Wednesday, June 07, 2006

Chapter XLIX: Illusion of an Allusion

Image of the Day: My Letter to the World, that Never Wrote to Me

A long
time ago, in a post far far away (Chapter XI: A Glitch in the Matrix), I described the benefits of explaining an allusion right after you make it. On one hand, if the person I'm talking with is uncultured and misses the allusion, he will now grok it. On the flip side, if he thinks I am uncultured, I can dispel his suspicion that I alluded inadvertently.

Today, I read something that makes me wish the writer had followed my advice. Specifically, I'm not sure if a certain title in a magazine is supposed to be an allusion or not.

The publication in question is Men's Health Magazine. As an aside: For many years, whenever I passed the magazine rack at Barnes & Noble, I would wonder what kind of idiot bought those hideous fitness magazines--the ones that put oily, musclebound freaks of nature on their covers. As of last Saturday, I officially became that idiot.

To my credit, it's not an issue of Men's Health per se, but more of a book put out by the editors of Men's Health. It's titled Amazing Abs and actually contains quite a lot of useful information, especially regarding diet (when/what/how much), so I decided it was a good one-time investment.
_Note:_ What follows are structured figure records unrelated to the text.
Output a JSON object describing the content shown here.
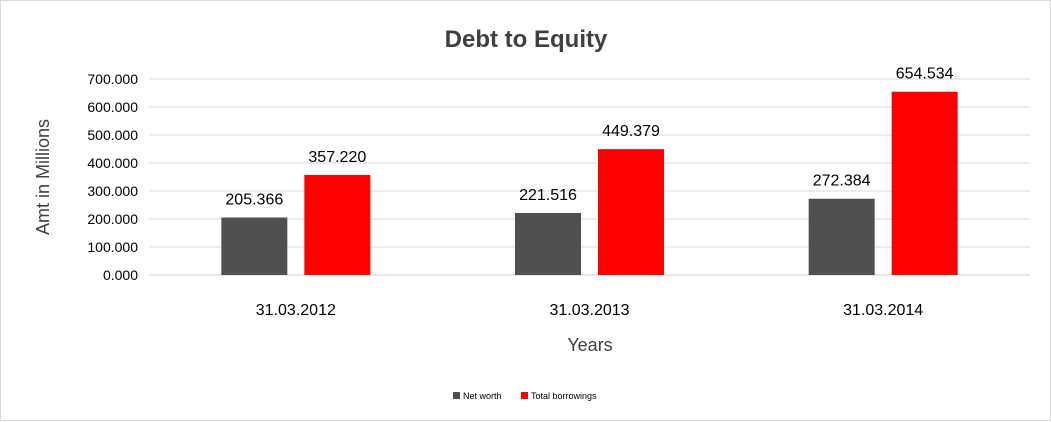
{
  "chart_data": {
    "type": "bar",
    "title": "Debt to Equity",
    "xlabel": "Years",
    "ylabel": "Amt in Millions",
    "categories": [
      "31.03.2012",
      "31.03.2013",
      "31.03.2014"
    ],
    "series": [
      {
        "name": "Net worth",
        "values": [
          205.366,
          221.516,
          272.384
        ],
        "color": "#505050",
        "labels": [
          "205.366",
          "221.516",
          "272.384"
        ]
      },
      {
        "name": "Total borrowings",
        "values": [
          357.22,
          449.379,
          654.534
        ],
        "color": "#ff0000",
        "labels": [
          "357.220",
          "449.379",
          "654.534"
        ]
      }
    ],
    "ylim": [
      0,
      700
    ],
    "yticks": [
      0,
      100,
      200,
      300,
      400,
      500,
      600,
      700
    ],
    "ytick_labels": [
      "0.000",
      "100.000",
      "200.000",
      "300.000",
      "400.000",
      "500.000",
      "600.000",
      "700.000"
    ],
    "grid": true,
    "legend_position": "bottom"
  }
}
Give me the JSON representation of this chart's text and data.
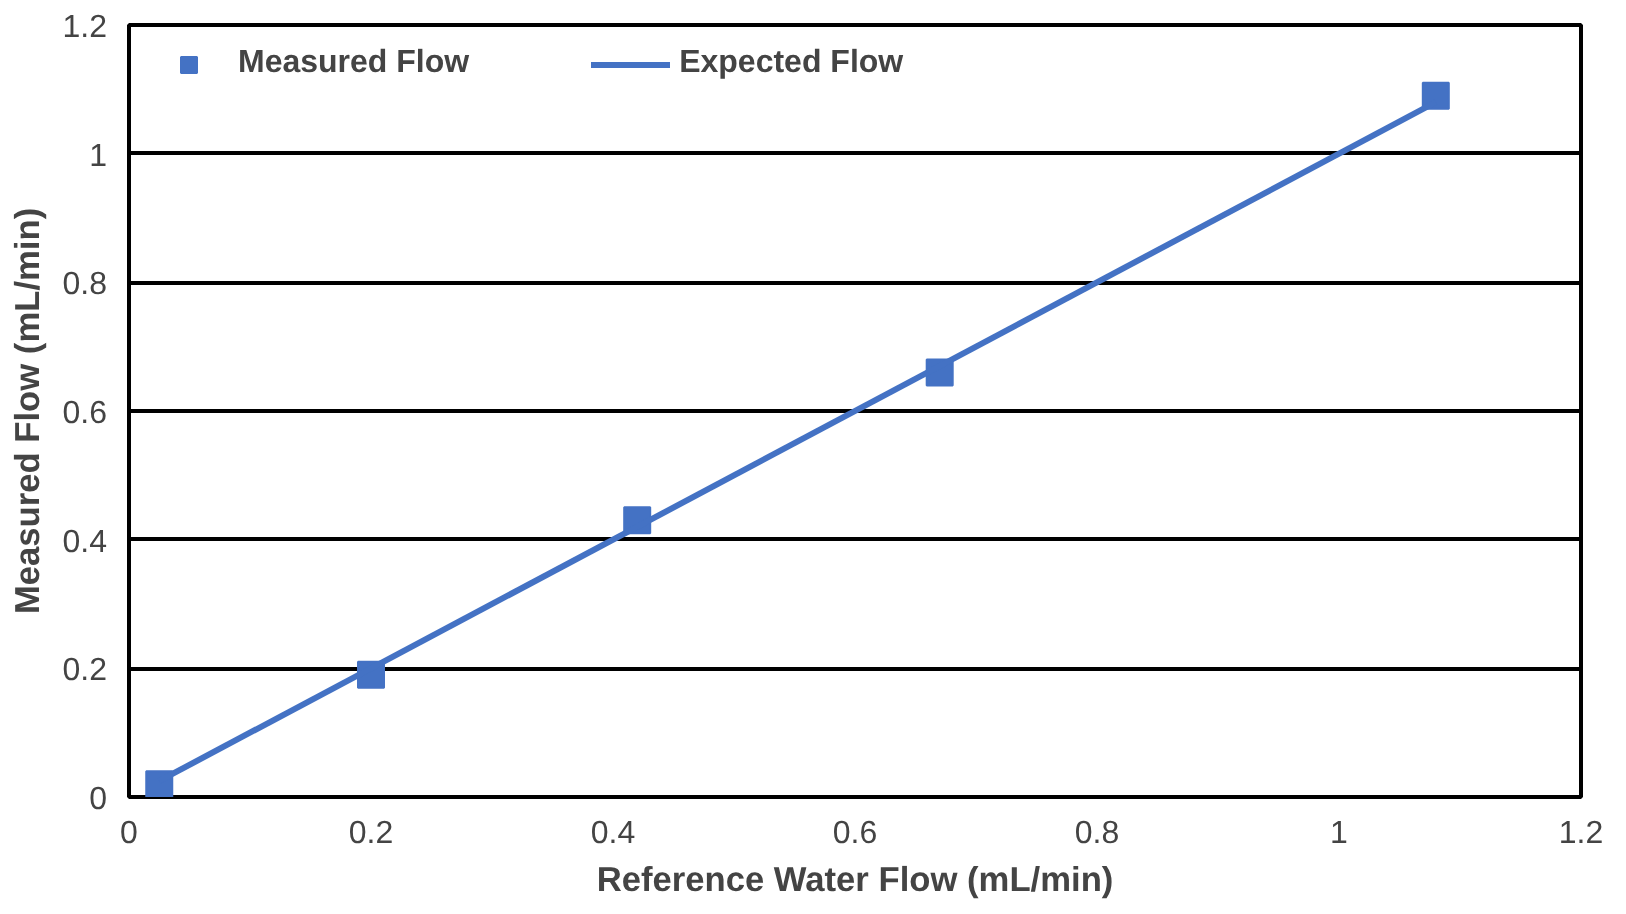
{
  "chart_data": {
    "type": "scatter",
    "xlabel": "Reference Water Flow (mL/min)",
    "ylabel": "Measured Flow (mL/min)",
    "xlim": [
      0,
      1.2
    ],
    "ylim": [
      0,
      1.2
    ],
    "xticks": [
      0,
      0.2,
      0.4,
      0.6,
      0.8,
      1,
      1.2
    ],
    "yticks": [
      0,
      0.2,
      0.4,
      0.6,
      0.8,
      1,
      1.2
    ],
    "grid": "y",
    "legend": "top left",
    "marker": "square",
    "series": [
      {
        "name": "Measured Flow",
        "color": "#4472c4",
        "x": [
          0.025,
          0.2,
          0.42,
          0.67,
          1.08
        ],
        "values": [
          0.02,
          0.19,
          0.43,
          0.66,
          1.09
        ]
      },
      {
        "name": "Expected Flow",
        "color": "#4472c4",
        "type": "line",
        "marker": "none",
        "line_style": "solid",
        "x": [
          0.025,
          1.08
        ],
        "values": [
          0.025,
          1.08
        ]
      }
    ]
  }
}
Anyways, on page 41, there is a
small inset under the heading "Waiting For Jell-O" that explains waiting forty minutes before eating dessert after dinner (to let blood sugar levels stabilize). At first blush, it appears to be a clever allusion to Samuel Beckett's play Waiting For Godot (pronounced 'guh-DOH'), punning on the rhyme.

But on closer examination, it isn't so clear. To begin with, 'Jell-O' and 'Godot' don't actually rhyme, since the stress is on the first syllable in 'Jell-O', and on the latter in 'Godot.' Furthermore, there are absolutely no other literary allusions in the entire book, much less allusions to a work as relatively obscure as Beckett's existentialist tragicomedy.


Besides, such an intellectual treat would be non sequitur in a book where the author tries to make every point with a veiled reference to sex. Regarding overtraining: "There is only one thing most men would do a thousand times every day if it were physically possible, and it isn't crunches." Regarding rep pacing: "Each rep of an ab exercise should last slightly longer than you lasted on prom night--4 to 6 seconds." Regarding the benefits of ab training: "ABS WILL IMPROVE YOUR SEX LIFE." You get the idea.

Was I wrong to imagine a Jell-O/G
odot connection? Is there anything else it could be a reference to? Paint me confused... Someone rescue me.

A final note: Besides the Jell-O/Godot conundrum, there five allusions in this post. If you got them all, kudos. If not, they're listed in the first comment.

5 comments:

Trypto said...

"A long time ago in a post far far away" alludes to the opening sequence of the Star Wars movies.

"A glitch in the Matrix" refers to Trinity's comment regarding deja vu in The Matrix.

"Grok" alludes to Stranger in a Strange Land, by Robert Heinlein, who coined the word.

"Paint me confused" alludes to the poem "Paint Me Like I Am" by Delia Garcia, which includes the lines "Paint me happy" and "Paint me free"

"My letter to the world, that never wrote to me" is from a poem by Emily Dickinson.

Anonymous said...

Your anxiety about the interpretation of the allusions in your writing reveals a delusional sense of self-importance matched only by aging Hollywood actresses and turban-wearing gay fashion designers. This is very potential kooky recluse-type thinking. I honestly fear that you might soon decide to retreat into a self-designed bungalow and draw the shades.

Trypto said...

*Sniff* *Sniff* What's that smell? DIANA! Did you fart?! Oh wait, that's just the stench of HYPOCRISY seeping out your pores.

Anonymous said...

Weak! You should take a week to mull over the lameness of your retort and edit it, just like you did with your teddy bear comment on the graffiti wall.

Trypto said...

Oh yeah? Well in 12th grade I would always get to French class before you, so I put boogers on your chair. Booger butt!!!